Es con la aparición de un misterioso objeto donde el lastre se difuminará a modo de precipitados pero precisos pasos y en el que esa cooperación necesaria se tornará puro egoísmo con tal de alcanzar un objetivo que termina devolviéndonos a una realidad muy palpable, la de un instinto donde el individualismo puede más que el bien común y la ambición propia por conseguir un único objetivo que se interpone en la armonía que parecía reinar apaciblemente. Es así como surge la principal metáfora de Balance, que nos ubica en el ojo del huracán para reflejar como la codicia y el anhelo más desmedidos pueden derruir lo que el mutuo acuerdo y la colaboración habían construido para sacar a la palestra los males más evidentes de una sociedad viciada por ese individualismo del que hablábamos, que a la postre termina truncando las esperanzas de lograr una naturaleza en la que reine la convivencia por encima de todo. La síntesis de su último plano equilibra la obra confiriéndole una imagen de significado adverso: el individuo ha triunfado, pero no su propósito.

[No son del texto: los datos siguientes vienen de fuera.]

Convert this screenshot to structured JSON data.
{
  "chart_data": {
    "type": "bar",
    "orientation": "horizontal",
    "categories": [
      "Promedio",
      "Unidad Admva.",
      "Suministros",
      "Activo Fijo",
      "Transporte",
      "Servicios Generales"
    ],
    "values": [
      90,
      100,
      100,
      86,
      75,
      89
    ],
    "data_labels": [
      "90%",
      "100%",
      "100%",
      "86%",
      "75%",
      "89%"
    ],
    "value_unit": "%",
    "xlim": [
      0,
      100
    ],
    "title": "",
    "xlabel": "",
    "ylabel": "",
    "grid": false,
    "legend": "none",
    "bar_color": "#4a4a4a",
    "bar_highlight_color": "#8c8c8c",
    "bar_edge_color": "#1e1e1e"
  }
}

Rodado en ‹stop motion› por los mellizos Lauenstein, Balance recibió en 1989 el Oscar a mejor cortometraje de animación. Que, a día de hoy, siga siendo una de esas pequeñas y ocultas joyas, es lo que probablemente incite a pensar a muchos cineastas y espectadores que sólo es una plataforma de lanzamiento, cuando en realidad con ideas tan sencillas, de tan pronunciado discurso y que invitan a la reflexión proponen una alternativa que pasa por conferir un doble valor a este formato. ¿Es quizá por ello que los Lauenstein ya nunca volverían a rodar nada más a lo largo de su carrera? Ahí queda otra reflexión escindida de un corto imprescindible.
Larga vida a la nueva carne.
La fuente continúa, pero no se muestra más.